In Singapore, the Singapore University of Technology and Design and RMIT Online have each launched app development courses using Apple's curriculum for adult learners. Singapore's first autism-focused school, Pathlight School, will also offer a Swift Accelerator program that builds on the same program available to all schools.
“At Apple, we believe education is one of the most powerful tools we have to make the world a better place,” said Lisa Jackson, Apple’s vice president of Environment, Policy and Social Initiatives. “We're thrilled that students of all ages in Singapore will now be able to tap into the language of coding, gaining the skills they need to grow and succeed in the app economy and beyond.”The Singapore University of Technology and Design designed a new app development course that targets working adults who are looking to learn new skills while balancing a full-time job. According to the president of SUTD, Professor Chong Tow Chong, "SUTD looks forward to continuing our close collaboration with Apple in helping our working adults to embrace digital transformation for enhanced employability."

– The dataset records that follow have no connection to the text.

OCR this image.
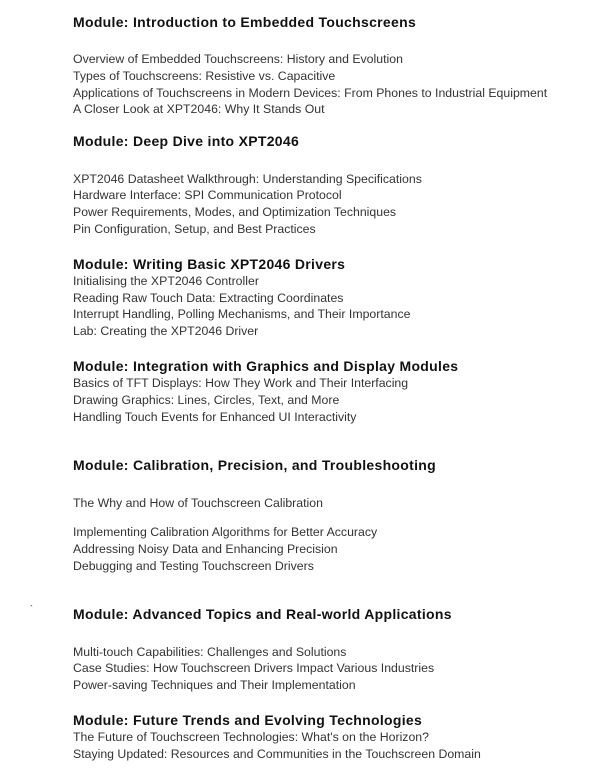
Module: Introduction to Embedded Touchscreens
Overview of Embedded Touchscreens: History and Evolution
Types of Touchscreens: Resistive vs. Capacitive
Applications of Touchscreens in Modern Devices: From Phones to Industrial Equipment
A Closer Look at XPT2046: Why It Stands Out
Module: Deep Dive into XPT2046
XPT2046 Datasheet Walkthrough: Understanding Specifications
Hardware Interface: SPI Communication Protocol
Power Requirements, Modes, and Optimization Techniques
Pin Configuration, Setup, and Best Practices
Module: Writing Basic XPT2046 Drivers
Initialising the XPT2046 Controller
Reading Raw Touch Data: Extracting Coordinates
Interrupt Handling, Polling Mechanisms, and Their Importance
Lab: Creating the XPT2046 Driver
Module: Integration with Graphics and Display Modules
Basics of TFT Displays: How They Work and Their Interfacing
Drawing Graphics: Lines, Circles, Text, and More
Handling Touch Events for Enhanced UI Interactivity
Module: Calibration, Precision, and Troubleshooting
The Why and How of Touchscreen Calibration
Implementing Calibration Algorithms for Better Accuracy
Addressing Noisy Data and Enhancing Precision
Debugging and Testing Touchscreen Drivers
`	Module: Advanced Topics and Real-world Applications
Multi-touch Capabilities: Challenges and Solutions
Case Studies: How Touchscreen Drivers Impact Various Industries
Power-saving Techniques and Their Implementation
Module: Future Trends and Evolving Technologies
The Future of Touchscreen Technologies: What's on the Horizon?
Staying Updated: Resources and Communities in the Touchscreen Domain
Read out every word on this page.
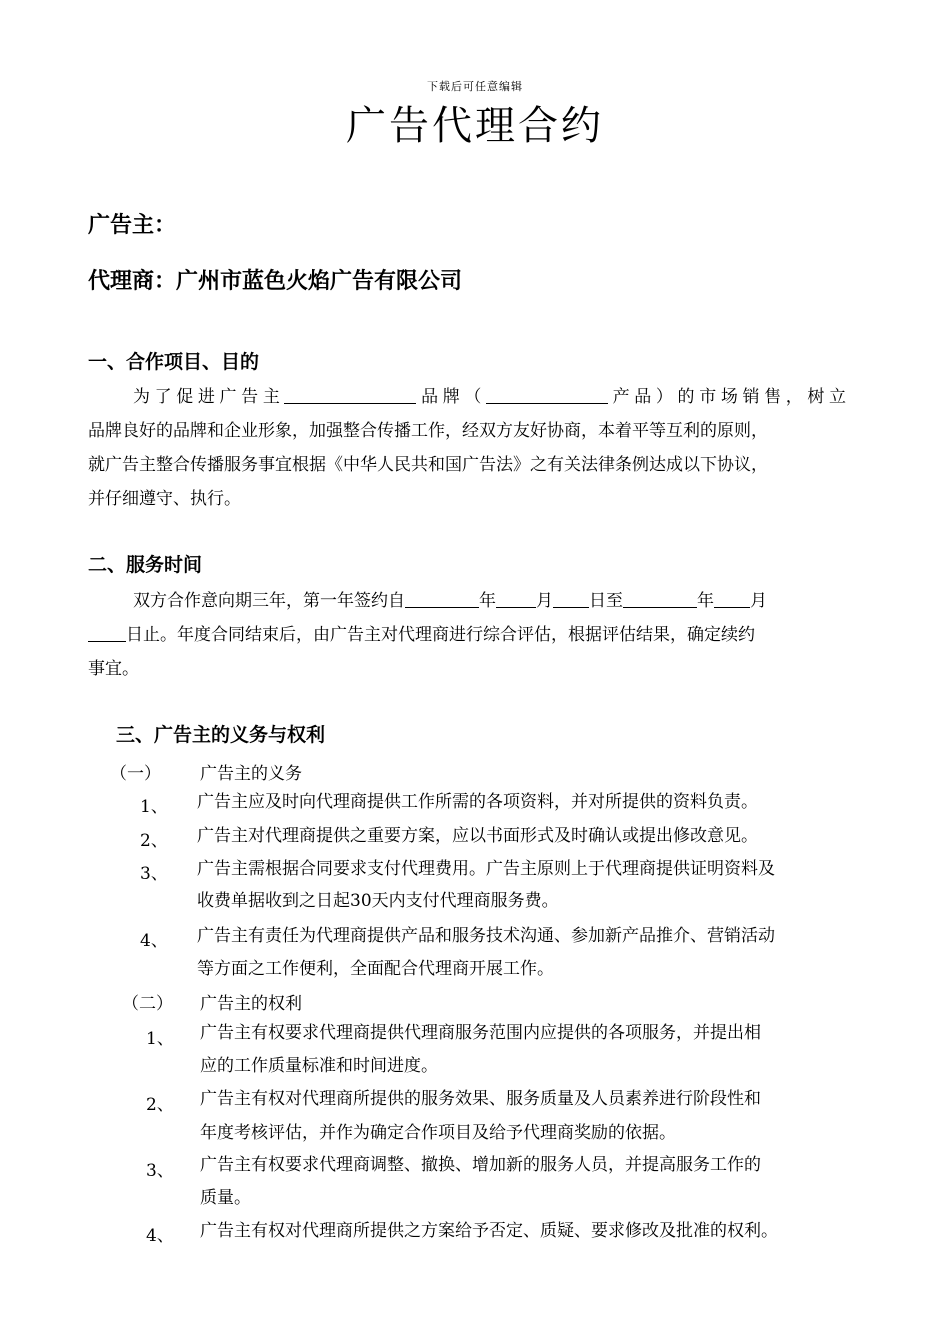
下载后可任意编辑
广告代理合约
广告主：
代理商：广州市蓝色火焰广告有限公司
一、合作项目、目的
为了促进广告主	品牌（	产品）的市场销售，树立
品牌良好的品牌和企业形象，加强整合传播工作，经双方友好协商，本着平等互利的原则，
就广告主整合传播服务事宜根据《中华人民共和国广告法》之有关法律条例达成以下协议，
并仔细遵守、执行。
二、服务时间
双方合作意向期三年，第一年签约自	年 月 日至	年 月
日止。年度合同结束后，由广告主对代理商进行综合评估，根据评估结果，确定续约
事宜。
三、广告主的义务与权利
（一） 广告主的义务
1、 广告主应及时向代理商提供工作所需的各项资料，并对所提供的资料负责。
2、 广告主对代理商提供之重要方案，应以书面形式及时确认或提出修改意见。
3、 广告主需根据合同要求支付代理费用。广告主原则上于代理商提供证明资料及
收费单据收到之日起30天内支付代理商服务费。
4、 广告主有责任为代理商提供产品和服务技术沟通、参加新产品推介、营销活动
等方面之工作便利，全面配合代理商开展工作。
（二） 广告主的权利
1、 广告主有权要求代理商提供代理商服务范围内应提供的各项服务，并提出相
应的工作质量标准和时间进度。
2、 广告主有权对代理商所提供的服务效果、服务质量及人员素养进行阶段性和
年度考核评估，并作为确定合作项目及给予代理商奖励的依据。
3、 广告主有权要求代理商调整、撤换、增加新的服务人员，并提高服务工作的
质量。
4、 广告主有权对代理商所提供之方案给予否定、质疑、要求修改及批准的权利。
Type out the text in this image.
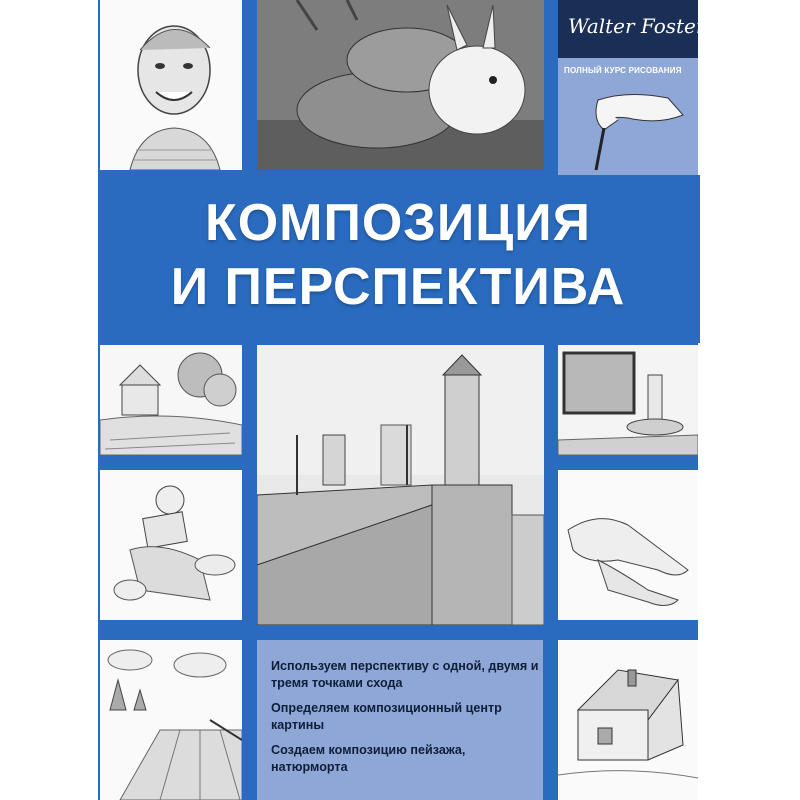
Walter Foster
ПОЛНЫЙ КУРС РИСОВАНИЯ
КОМПОЗИЦИЯ
И ПЕРСПЕКТИВА
Используем перспективу с одной, двумя и тремя точками схода
Определяем композиционный центр картины
Создаем композицию пейзажа, натюрморта
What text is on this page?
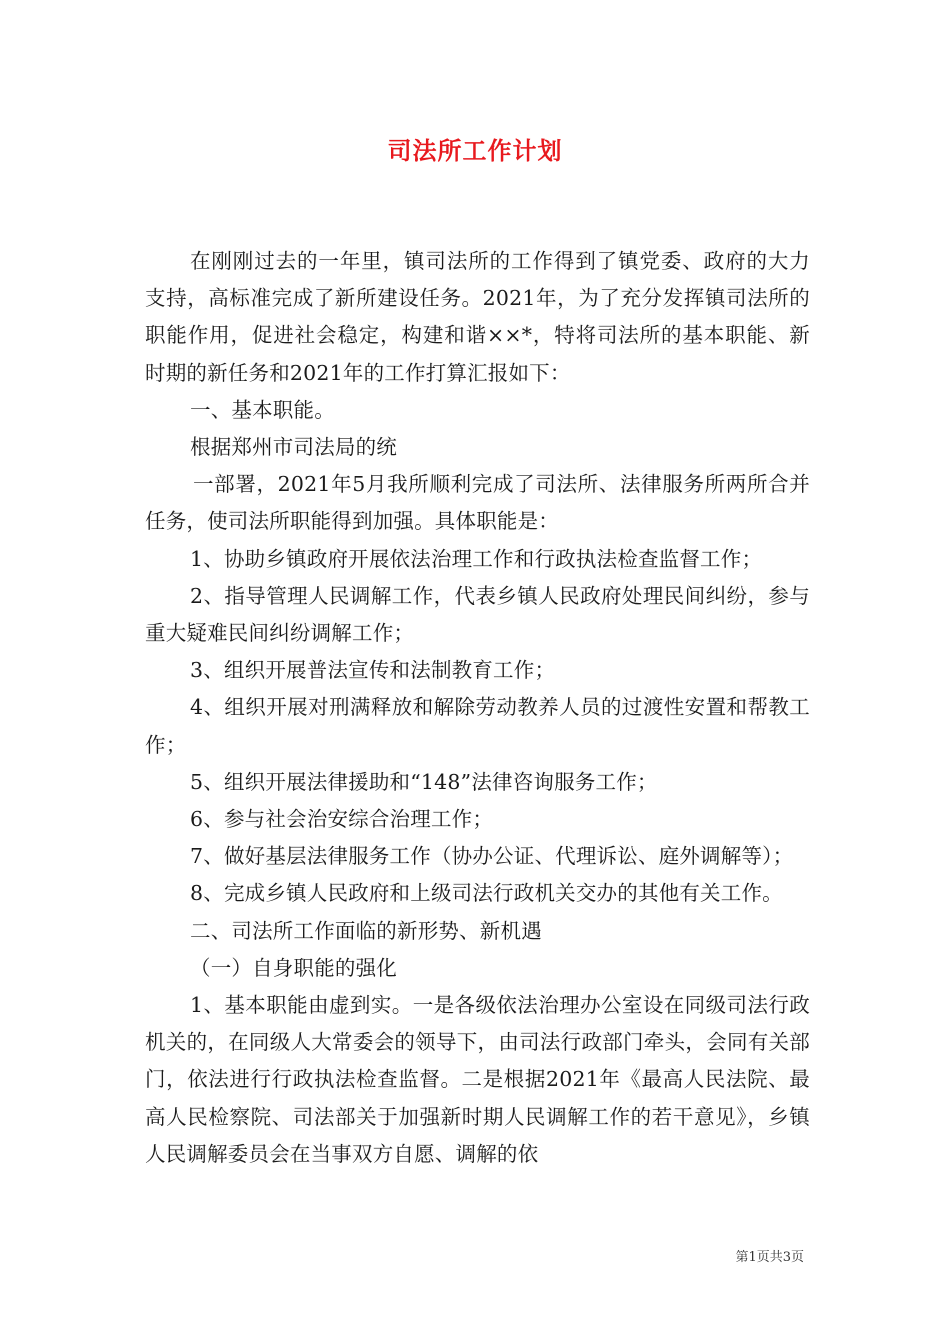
司法所工作计划

在刚刚过去的一年里，镇司法所的工作得到了镇党委、政府的大力支持，高标准完成了新所建设任务。2021年，为了充分发挥镇司法所的职能作用，促进社会稳定，构建和谐××*，特将司法所的基本职能、新时期的新任务和2021年的工作打算汇报如下：

一、基本职能。

根据郑州市司法局的统

一部署，2021年5月我所顺利完成了司法所、法律服务所两所合并任务，使司法所职能得到加强。具体职能是：

1、协助乡镇政府开展依法治理工作和行政执法检查监督工作；

2、指导管理人民调解工作，代表乡镇人民政府处理民间纠纷，参与重大疑难民间纠纷调解工作；

3、组织开展普法宣传和法制教育工作；

4、组织开展对刑满释放和解除劳动教养人员的过渡性安置和帮教工作；

5、组织开展法律援助和“148”法律咨询服务工作；

6、参与社会治安综合治理工作；

7、做好基层法律服务工作（协办公证、代理诉讼、庭外调解等）；

8、完成乡镇人民政府和上级司法行政机关交办的其他有关工作。

二、司法所工作面临的新形势、新机遇

（一）自身职能的强化

1、基本职能由虚到实。一是各级依法治理办公室设在同级司法行政机关的，在同级人大常委会的领导下，由司法行政部门牵头，会同有关部门，依法进行行政执法检查监督。二是根据2021年《最高人民法院、最高人民检察院、司法部关于加强新时期人民调解工作的若干意见》，乡镇人民调解委员会在当事双方自愿、调解的依

第1页共3页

In Indonesia, Apple marked the first graduation of students from its Developer Academy in Jakarta, which has expanded from 75 to 200 students. Later in 2019, Apple plans to open the second Academy in Indonesia, this one in Surabaya.
Apple is well-known for its interest in teaching coding to people of all ages and skill levels, launching the "Everyone Can Code" initiative back in 2016 with the goal of introducing coding curriculum to students around the world. This plan was spearheaded by Apple CEO Tim Cook, who always speaks passionately about the importance of teaching coding to kids at a young age.